JinkoSolar shares upbeat as US panel imports resume

The passing of the Uyghur Forced Labor Prevention Act in December 2022 has helped to reignite demand for Chinese solar panel manufacturers like JinkoSolar. However, some companies in the industry believe Washington needs to scrap tariffs on solar imports from China altogether if the US is to meet its clean energy targets.

- US solar installations fell 16% year-over-year in 2022 because of a ban on some Chinese goods, which limited the availability of panels.

- The Inflation Reduction Act could lead to a CAGR of 18% in US solar installations between 2023 and 2026.

- JinkoSolar is the seventh-biggest holding in the Proshares S&P Kensho Cleantech ETF, which is up 10% year-to-date.

Shares in JinkoSolar [JKS] have trended higher so far this year as demand for its products picks up. Solar panels made by the company and Trina Solar [788599.SS] are flowing into the US after imports had piled up at ports amid forced labour concerns.

According to a Reuters report, the backlog is easing after rules around complying with the Uyghur Forced Labour Protection Act (UFLPA) were made clearer, following its passing December 2022. UFPLA bans the importation of any products made in China’s Xinjiang region, where ethnic Uyghur and other Muslim groups are believed to have been subjected to forced labour by China’s authorities.

A steady flow of photovoltaic (PV) imports should help to accelerate the development of solar projects. According to a market report from the Solar Energy Industries Association published 9 March, solar installations fell 16% year-over-year in 2022, mainly due to a ban on some Chinese goods that limited the availability of panels.

As of 10 March, the JinkoSolar share price is up 19.8% year-to-date, though down 7.2% in the past month.

Declining margin growth

While demand looks to be picking up, shares in the Shanghai-based solar company dropped 12.8% on 10 March after the release of its fourth quarter (Q4) and full-year 2022 results.

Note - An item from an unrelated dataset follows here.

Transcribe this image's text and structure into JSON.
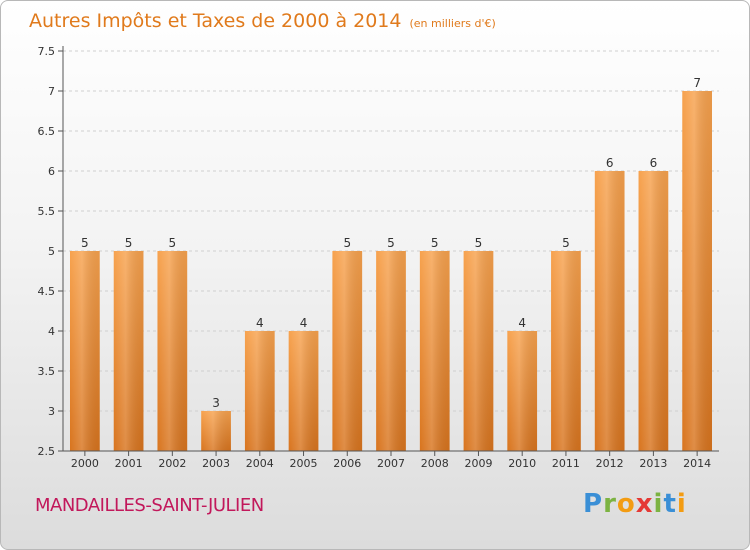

Gross margin for Q4 declined to 14.1% from 15.7% in Q3 2022 and 16.1% in Q4 2021. The margin for the full fiscal year was 14.8% versus 16.3% in 2021. This was blamed in part on “seasonal unbalance between polysilicon supply and demand for PV products” as well supply chains adjusting their inventory levels. Volatile polysilicon and wafer prices also led some customers to pause their orders, commented JinkoSolar CEO and chairman Xiande Li.

Total shipments of 16.8 GW for the October to December period were up 54.8% sequentially and 73.3% year-over-year. Revenue rose 55.8% and 85.5% over the respective periods.

Guidance for Q1 2023 indicates total shipments to be between 11 GW and 13 GW compared with total shipments of 8.4 GW in Q1 2022. Shipments for the full-year are expected to be 60 GWW and 70 GW, up from 46.6 GW in 2022.

Tailwinds from improving policies

The US is keen to realise its domestic solar panel manufacturing potential with subsidies made available through the Inflation Reduction Act. The climate bill is expected to lead to a compound annual growth rate (CAGR) of 18% in US solar installations between 2023 and 2026, according to Goldman Sachs research.

However, the US won’t be able to wean itself off imports completely. For example, China is the lead supplier of polysilicon, an essential material in solar panels, accounting for 80% of polysilicon manufacturing in 2022.

It’s for this reason that Liu Hanyuan, chairman of Tongwei Group [600438.SS], believes that the US should put a complete stop to all tariffs on solar imports from China. Speaking to Bloomberg at the sidelines of the National People’s Congress, Liu argued that by opening up access to each other’s technology, the US can accelerate its clean energy transition.

“We hope US politicians can be at peace with opening the market,” Liu said.

Funds in focus: the Proshares S&P Kensho Cleantech

JinkoSolar received a big upgrade from Roth Capital in January, citing US policy tailwinds picking up speed. The rating was raised from ‘neutral’ to ‘buy’ and the share price target hiked from $50 to $70, implying an upside of 43% from the most recent closing price of $48.98.

The stock is the seventh-biggest holding in the Proshares S&P Kensho Cleantech ETF [CTEX] as of 10 March, with a weighting of 4.05%. The fund is up 9.7% year-to-date, though down 2.8% in the past month.

The stock is also the ninth-largest holding and makes up 2.74% of the Invesco Solar ETF [TAN]. The fund is up 2.9% year-to-date and down 2.6% in the past month.

The Global X China Clean Energy ETF [9809.HK] has allocated 0.97% of its portfolio to the stock, as well as 3.93% to Trina Solar. The fund is up 1.1% year-to-date and down 5.2% in the past month.